Social Feed Manager, WADL/JCDL 2016

  • 1. Social Feed Manager Laura Wrubel @liblaura @SocialFeedMgr http://go.gwu.edu/sfm Web Archives and Digital Libraries workshop, JCDL 2016 Social Feed Manager is supported by the National Historical Publications & Records Commission
  • 2. Allows users to create collections of data from social media platforms
  • 3. Open source software, not a black box
  • 4.
  • 5.
  • 6.
  • 7. Research documentation (for researchers) ≈ provenance metadata (for archivists) (and it’s really important for both)
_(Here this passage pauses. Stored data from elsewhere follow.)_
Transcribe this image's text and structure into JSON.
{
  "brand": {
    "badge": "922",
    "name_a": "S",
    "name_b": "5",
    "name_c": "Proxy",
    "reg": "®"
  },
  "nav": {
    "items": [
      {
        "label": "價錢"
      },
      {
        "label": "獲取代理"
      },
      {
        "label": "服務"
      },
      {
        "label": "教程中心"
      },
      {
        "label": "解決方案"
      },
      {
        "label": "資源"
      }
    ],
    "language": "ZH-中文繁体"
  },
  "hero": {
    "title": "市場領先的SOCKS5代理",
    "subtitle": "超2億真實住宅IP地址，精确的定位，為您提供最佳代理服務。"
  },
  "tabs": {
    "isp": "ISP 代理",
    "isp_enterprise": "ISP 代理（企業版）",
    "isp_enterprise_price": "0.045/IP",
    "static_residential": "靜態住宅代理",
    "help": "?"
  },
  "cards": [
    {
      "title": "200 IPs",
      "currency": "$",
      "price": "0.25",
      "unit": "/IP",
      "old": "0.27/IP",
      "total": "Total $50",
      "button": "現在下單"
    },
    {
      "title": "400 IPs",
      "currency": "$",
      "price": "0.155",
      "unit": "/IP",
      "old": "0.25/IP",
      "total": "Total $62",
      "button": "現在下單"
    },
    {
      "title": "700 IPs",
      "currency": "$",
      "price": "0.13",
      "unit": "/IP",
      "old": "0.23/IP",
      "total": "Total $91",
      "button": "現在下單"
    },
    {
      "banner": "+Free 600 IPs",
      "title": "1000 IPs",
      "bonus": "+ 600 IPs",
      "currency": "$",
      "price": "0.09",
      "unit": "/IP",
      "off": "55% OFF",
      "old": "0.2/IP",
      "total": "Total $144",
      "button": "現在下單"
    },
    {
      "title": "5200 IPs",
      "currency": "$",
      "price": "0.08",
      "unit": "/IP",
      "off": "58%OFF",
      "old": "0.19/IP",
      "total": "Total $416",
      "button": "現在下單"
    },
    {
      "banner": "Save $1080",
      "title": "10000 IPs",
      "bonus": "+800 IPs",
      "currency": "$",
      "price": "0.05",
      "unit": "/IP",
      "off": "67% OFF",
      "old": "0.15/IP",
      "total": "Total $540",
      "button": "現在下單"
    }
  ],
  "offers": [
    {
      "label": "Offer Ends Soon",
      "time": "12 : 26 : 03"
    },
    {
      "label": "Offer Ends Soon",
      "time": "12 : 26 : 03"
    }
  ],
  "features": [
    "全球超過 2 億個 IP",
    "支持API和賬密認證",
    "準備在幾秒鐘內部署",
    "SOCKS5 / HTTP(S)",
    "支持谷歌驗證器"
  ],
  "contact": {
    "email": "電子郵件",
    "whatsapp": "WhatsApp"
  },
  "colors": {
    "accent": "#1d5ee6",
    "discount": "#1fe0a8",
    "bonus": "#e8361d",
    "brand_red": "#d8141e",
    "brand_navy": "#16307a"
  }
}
  • 8. Creation Authoring of the social media ● Creation metadata is provided by Twitter as JSON via API. ● Social media user metadata: ○ Screen name ○ Date account created ○ Location ● Tweet metadata: ○ Date ○ Tweet text ○ Mentions ○ Hashtags ○ URLs ○ Source (how posted) ● SFM records it in WARC files.
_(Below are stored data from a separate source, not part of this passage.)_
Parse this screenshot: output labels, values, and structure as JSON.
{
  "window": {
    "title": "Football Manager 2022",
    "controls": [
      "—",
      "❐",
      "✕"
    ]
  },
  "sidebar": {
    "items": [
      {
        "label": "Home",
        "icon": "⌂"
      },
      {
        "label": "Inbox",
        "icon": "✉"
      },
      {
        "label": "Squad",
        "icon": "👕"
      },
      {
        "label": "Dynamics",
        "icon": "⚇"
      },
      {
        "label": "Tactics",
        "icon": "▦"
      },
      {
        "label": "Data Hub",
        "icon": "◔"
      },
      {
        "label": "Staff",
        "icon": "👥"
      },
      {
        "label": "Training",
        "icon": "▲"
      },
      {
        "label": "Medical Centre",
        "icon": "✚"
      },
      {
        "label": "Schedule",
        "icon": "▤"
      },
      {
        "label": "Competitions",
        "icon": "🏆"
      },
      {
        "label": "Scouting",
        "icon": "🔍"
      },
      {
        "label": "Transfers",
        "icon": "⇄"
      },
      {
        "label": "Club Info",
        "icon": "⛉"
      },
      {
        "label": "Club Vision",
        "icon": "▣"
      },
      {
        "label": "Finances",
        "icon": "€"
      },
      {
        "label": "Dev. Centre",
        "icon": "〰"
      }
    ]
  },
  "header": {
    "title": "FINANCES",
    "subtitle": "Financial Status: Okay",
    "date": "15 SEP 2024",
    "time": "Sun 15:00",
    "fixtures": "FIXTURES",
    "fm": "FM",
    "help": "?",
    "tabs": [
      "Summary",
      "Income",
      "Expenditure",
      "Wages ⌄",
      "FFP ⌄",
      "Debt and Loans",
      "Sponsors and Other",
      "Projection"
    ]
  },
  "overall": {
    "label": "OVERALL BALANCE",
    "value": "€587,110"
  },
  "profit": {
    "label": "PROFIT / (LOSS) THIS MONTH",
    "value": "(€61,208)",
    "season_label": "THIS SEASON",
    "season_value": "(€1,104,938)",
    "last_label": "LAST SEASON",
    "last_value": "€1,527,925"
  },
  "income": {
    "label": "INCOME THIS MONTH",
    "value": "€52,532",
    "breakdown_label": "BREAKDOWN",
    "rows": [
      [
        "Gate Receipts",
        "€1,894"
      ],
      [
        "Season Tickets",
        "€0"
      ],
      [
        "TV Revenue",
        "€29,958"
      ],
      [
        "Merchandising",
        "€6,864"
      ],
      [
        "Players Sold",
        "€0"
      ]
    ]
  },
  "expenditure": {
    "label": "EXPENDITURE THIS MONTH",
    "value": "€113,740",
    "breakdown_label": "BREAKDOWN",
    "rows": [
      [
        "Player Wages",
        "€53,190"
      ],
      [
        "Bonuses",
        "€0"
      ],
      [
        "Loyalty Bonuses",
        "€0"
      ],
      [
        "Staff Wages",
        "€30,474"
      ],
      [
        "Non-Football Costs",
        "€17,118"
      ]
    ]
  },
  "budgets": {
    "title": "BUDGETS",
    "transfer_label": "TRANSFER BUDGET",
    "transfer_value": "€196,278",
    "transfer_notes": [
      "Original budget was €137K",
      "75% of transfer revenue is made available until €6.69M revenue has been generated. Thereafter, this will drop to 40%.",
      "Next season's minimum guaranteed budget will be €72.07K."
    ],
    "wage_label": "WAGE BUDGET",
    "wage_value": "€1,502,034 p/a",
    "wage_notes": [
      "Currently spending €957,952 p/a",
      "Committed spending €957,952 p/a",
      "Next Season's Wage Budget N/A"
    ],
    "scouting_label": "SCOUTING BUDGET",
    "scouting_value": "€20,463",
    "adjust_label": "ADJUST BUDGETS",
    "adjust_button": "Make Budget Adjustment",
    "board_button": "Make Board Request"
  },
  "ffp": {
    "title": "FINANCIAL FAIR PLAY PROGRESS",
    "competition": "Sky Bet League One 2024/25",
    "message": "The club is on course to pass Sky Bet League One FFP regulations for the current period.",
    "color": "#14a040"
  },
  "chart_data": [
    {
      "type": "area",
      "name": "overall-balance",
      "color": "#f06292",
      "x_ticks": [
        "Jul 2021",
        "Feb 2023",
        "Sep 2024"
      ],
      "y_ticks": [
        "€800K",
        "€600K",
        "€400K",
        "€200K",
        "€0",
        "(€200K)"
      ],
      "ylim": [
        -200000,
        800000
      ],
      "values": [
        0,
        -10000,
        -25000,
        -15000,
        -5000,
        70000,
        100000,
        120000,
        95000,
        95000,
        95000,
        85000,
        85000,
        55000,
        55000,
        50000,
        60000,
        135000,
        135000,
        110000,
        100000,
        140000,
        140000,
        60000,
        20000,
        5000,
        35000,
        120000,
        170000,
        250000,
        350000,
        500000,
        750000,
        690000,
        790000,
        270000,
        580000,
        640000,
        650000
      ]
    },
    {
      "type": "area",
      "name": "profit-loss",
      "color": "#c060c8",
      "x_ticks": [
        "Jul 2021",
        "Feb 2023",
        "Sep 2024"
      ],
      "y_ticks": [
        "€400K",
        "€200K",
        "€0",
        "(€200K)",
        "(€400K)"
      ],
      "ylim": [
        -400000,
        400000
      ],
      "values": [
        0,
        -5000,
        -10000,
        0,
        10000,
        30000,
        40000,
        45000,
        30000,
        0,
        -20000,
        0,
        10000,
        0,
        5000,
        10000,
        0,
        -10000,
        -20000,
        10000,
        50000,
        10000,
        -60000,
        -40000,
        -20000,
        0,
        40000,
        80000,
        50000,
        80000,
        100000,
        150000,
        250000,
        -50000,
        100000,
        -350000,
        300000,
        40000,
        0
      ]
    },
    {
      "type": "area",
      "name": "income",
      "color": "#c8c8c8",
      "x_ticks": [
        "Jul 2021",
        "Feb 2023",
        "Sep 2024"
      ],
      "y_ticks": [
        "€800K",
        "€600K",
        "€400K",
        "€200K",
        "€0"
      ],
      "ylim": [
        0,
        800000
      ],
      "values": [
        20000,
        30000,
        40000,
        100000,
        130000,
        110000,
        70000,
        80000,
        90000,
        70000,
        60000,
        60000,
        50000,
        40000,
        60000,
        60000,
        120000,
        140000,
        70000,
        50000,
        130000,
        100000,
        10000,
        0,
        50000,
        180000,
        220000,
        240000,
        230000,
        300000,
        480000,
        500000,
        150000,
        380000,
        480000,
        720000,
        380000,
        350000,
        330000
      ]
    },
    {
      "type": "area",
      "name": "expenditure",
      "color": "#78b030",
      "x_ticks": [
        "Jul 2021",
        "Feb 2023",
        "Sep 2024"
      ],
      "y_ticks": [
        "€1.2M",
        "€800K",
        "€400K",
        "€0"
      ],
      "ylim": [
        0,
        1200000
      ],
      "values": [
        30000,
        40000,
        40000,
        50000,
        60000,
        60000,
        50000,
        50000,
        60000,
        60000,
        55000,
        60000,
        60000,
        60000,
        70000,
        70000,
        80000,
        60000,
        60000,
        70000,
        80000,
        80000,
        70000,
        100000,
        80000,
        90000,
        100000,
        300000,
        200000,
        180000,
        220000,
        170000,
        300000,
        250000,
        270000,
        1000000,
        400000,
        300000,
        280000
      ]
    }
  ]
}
  • 9. Selection Decisions by the SFM user which leads SFM to harvest the tweet Recorded in the SFM database ● Collection information ○ Harvest type ○ Harvest options (e.g., incremental, harvest web resources) ○ Credentials (API keys) ○ Description of collection ● Seeds for the collection (which vary by platform) ○ Screen name ○ UID ○ Keywords to filter on ● Change log ○ Change note ○ Fields changed ○ User who made change ○ Date of change
  • 10. Collection How SFM retrieved the tweet from Twitter’s API ● Collection metadata is received by SFM’s Twitter harvester & recorded within WARCs. ● WARCs include the exact HTTP request/response ○ URL with params such as user account id or keywords ○ HTTP headers ● WARC record headers also include: ○ Date WARC record created ○ Server information ○ Fixities
  • 11. Collection (cont) ● WARC file metadata, recorded in the SFM database: ○ File location ○ File size ○ Fixity ○ Creation date ● Harvest metadata: ○ Date ○ Collection ○ Date harvest started ○ Date harvest ended ○ Messages (informational, warning, or error) ○ Token/seed updates ○ Basic stats on number of items collected
  • 13. How is this useful? http://bit.ly/tweet-prov ● Which of this provenance metadata do you (researcher, archivist, librarian, etc.) want access to? ● How do you want access to this metadata? In SFM’s UI? In reports when exports are created? Exposed via SFM’s software libraries? A REST API? Machine-readable? Human-readable? ● What metadata have we missed? ● Do the answers to the previous questions vary by discipline (e.g., humanities, social science, etc.)? ● Are there other relevant specifications or standards that we should consider? Is there value in a mapping to or providing output in accordance with metadata standards such as PREMIS or PROV?